Toll Uncertainty: Pipeline value is derived from the discounted value of future revenue based on shipping tolls, which are still being negotiated with oil companies, making future earnings hard to predict.
Limited Buyers: Major players like Enbridge aren’t interested, and pension funds are avoiding fossil fuel assets due to climate related risk exposure.
Despite the financial headache for taxpayers, TMX is delivering major economic wins for Canadian oil, given current global instability and most recently because of the criminal, unprovoked attack on Iran by the US and Israel.

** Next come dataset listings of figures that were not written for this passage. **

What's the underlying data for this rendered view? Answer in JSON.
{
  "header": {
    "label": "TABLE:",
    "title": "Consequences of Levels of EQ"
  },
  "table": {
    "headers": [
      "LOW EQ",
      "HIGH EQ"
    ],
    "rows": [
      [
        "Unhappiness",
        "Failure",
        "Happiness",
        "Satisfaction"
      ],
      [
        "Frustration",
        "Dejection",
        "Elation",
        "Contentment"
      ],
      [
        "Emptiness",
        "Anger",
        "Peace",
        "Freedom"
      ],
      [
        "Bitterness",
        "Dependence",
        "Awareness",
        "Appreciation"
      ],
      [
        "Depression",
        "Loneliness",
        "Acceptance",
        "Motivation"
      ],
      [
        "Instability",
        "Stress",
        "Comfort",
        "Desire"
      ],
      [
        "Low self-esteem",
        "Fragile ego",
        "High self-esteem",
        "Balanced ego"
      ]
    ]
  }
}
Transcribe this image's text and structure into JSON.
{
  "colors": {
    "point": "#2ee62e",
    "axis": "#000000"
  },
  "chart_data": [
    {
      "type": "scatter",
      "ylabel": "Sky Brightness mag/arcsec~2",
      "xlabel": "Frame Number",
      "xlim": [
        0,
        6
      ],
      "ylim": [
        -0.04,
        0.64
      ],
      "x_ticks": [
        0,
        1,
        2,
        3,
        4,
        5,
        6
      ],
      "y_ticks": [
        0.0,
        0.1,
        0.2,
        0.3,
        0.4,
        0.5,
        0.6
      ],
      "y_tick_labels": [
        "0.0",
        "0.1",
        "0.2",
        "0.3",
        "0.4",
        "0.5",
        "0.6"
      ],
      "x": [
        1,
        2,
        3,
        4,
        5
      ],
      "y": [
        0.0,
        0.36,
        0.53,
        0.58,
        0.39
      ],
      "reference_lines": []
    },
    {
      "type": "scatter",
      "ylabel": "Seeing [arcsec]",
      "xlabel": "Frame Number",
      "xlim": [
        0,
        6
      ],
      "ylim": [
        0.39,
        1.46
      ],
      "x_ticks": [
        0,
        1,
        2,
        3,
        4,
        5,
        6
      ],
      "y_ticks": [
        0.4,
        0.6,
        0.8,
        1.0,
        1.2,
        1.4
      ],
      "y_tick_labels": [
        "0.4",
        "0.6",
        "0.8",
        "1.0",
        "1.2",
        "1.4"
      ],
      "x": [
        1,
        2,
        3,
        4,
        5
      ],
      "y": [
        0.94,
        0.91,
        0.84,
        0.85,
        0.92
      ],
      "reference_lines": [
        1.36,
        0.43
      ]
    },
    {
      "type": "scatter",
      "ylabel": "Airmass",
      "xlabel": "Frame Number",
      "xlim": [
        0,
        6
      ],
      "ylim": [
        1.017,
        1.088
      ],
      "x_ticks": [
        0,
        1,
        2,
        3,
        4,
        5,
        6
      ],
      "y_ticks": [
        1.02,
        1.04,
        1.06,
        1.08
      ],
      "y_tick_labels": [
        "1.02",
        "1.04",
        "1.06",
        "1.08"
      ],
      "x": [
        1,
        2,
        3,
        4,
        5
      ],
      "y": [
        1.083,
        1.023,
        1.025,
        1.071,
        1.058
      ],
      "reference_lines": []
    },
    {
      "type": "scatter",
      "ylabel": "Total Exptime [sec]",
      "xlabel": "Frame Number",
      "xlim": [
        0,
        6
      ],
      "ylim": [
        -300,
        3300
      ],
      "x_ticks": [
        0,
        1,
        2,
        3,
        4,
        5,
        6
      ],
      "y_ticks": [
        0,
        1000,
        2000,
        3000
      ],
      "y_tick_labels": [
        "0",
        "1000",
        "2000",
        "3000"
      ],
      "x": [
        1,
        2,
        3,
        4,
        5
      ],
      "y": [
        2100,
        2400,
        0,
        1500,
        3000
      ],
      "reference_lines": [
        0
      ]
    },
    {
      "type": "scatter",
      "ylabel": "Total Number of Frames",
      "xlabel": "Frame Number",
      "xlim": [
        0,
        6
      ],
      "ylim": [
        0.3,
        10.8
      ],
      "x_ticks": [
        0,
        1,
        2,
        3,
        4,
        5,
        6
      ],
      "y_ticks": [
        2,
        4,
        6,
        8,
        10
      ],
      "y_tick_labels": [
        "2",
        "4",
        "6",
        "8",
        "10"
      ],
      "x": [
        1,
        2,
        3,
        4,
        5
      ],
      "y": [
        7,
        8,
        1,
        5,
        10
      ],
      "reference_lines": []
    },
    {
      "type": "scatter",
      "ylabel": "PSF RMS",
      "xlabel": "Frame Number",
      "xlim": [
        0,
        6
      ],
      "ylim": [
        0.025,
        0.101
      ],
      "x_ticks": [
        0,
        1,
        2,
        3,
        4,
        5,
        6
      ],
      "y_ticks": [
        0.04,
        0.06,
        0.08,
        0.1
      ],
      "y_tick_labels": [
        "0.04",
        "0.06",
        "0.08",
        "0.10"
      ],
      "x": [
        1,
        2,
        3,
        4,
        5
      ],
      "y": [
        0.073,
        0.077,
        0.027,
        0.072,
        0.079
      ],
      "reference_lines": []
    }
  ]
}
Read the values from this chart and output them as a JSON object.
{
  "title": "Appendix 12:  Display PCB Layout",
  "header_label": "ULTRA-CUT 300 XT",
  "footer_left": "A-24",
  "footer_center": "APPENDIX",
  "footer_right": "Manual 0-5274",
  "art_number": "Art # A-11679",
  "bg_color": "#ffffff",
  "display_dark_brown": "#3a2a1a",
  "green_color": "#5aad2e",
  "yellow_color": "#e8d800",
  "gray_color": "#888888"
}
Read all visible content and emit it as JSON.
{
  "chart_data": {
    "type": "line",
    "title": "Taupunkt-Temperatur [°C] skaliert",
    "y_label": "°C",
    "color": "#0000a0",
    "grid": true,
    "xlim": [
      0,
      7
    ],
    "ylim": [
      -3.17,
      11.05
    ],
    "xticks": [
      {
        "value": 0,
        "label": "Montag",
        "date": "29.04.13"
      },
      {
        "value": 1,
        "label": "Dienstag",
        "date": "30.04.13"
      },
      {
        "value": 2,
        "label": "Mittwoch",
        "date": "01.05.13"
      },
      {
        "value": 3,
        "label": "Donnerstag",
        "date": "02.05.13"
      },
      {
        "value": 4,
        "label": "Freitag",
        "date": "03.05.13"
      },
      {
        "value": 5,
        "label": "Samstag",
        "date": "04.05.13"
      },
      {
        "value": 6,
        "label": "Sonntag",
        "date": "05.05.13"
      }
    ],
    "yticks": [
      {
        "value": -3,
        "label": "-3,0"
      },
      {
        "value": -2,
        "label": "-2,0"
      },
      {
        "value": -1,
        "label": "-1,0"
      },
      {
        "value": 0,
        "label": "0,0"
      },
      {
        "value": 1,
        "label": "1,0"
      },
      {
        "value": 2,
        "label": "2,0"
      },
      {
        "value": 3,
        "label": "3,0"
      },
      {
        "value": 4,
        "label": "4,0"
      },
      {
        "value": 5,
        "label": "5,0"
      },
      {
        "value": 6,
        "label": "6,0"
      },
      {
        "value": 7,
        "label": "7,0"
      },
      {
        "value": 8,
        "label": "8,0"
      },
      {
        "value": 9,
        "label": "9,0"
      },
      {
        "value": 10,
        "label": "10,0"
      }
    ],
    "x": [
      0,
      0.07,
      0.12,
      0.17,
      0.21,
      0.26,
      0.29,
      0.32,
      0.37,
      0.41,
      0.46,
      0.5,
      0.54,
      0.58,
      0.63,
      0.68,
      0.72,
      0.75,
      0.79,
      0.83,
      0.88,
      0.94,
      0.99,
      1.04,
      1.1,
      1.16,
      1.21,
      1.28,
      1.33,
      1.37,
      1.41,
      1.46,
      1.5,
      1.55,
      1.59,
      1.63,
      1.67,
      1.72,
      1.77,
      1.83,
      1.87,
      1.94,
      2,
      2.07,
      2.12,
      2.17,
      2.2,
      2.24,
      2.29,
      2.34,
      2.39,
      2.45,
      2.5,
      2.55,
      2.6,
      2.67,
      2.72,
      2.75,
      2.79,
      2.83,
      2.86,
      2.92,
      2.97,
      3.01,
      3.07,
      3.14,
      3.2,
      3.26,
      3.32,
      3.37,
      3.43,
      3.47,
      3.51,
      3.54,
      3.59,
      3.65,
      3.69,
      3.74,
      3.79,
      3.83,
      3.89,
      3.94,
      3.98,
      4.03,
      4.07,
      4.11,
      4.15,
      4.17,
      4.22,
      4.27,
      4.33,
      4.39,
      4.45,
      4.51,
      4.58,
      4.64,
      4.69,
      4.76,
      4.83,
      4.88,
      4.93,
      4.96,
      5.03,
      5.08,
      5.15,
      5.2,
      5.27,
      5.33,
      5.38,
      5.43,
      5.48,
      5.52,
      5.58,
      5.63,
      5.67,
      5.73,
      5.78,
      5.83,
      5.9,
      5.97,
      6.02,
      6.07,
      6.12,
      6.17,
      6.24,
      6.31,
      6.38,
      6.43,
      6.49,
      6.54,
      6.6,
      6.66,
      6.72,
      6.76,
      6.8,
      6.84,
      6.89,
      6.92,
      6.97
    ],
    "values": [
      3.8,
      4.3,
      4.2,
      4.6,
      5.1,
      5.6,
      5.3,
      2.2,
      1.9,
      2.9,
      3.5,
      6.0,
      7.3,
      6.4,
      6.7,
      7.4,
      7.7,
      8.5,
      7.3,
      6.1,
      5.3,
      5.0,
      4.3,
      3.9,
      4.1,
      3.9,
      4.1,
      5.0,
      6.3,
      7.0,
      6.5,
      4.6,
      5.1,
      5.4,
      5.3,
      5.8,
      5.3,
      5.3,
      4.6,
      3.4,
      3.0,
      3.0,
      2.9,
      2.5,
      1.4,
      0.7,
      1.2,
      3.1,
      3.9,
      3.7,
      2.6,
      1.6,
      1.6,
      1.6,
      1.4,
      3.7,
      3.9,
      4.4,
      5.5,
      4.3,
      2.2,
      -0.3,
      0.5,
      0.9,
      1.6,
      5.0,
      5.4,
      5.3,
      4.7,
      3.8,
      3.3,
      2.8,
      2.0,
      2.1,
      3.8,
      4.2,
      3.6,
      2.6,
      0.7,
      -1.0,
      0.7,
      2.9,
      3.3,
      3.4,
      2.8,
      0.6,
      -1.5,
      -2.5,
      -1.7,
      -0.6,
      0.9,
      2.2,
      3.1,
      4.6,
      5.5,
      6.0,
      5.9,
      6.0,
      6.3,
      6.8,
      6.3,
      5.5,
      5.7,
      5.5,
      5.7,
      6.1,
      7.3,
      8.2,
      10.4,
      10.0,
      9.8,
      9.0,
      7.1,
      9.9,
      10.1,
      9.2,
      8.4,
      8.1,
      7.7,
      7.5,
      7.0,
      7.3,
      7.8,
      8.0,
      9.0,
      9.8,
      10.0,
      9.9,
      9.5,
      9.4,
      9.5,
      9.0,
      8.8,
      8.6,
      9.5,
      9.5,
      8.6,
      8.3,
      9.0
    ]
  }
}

Market Access & Pricing: Canada no longer has to sell almost all its oil to the U.S. at a discount. TMX now ships 890,000 barrels per day to Asia. Due to conflicts in the Middle East, Asian buyers are now paying a US$2–3 premium for Canadian oil to replace disrupted supplies.
Revenue & Royalties: Higher oil prices mean higher royalties for Alberta and better cash flow for producers across the board.
The “Capacity Cliff”: TMX is already operating at full capacity—sooner than expected. Because of this demand, Trans Mountain is planning further expansions to add an extra 360,000 barrels per day by 2028.
The bottom line: Canada has gained a critical economic lifeline and access to world prices, but taxpayers are facing a multi-billion-dollar loss when the government finally sells it.
The murderous onslaught against the people of Iran, a war crime and a massive tragedy is enriching Canadian oil billionaires to the delight of Mark Carney and Danielle Smith. But just around the corner is a $10 to $20 billion dollar loss to be borne by the workers of Canada.
Moreover, the entire project is a massive support to fossil fuel contamination of our future. It is certain to speed-up killer global warming. There is no Planet B.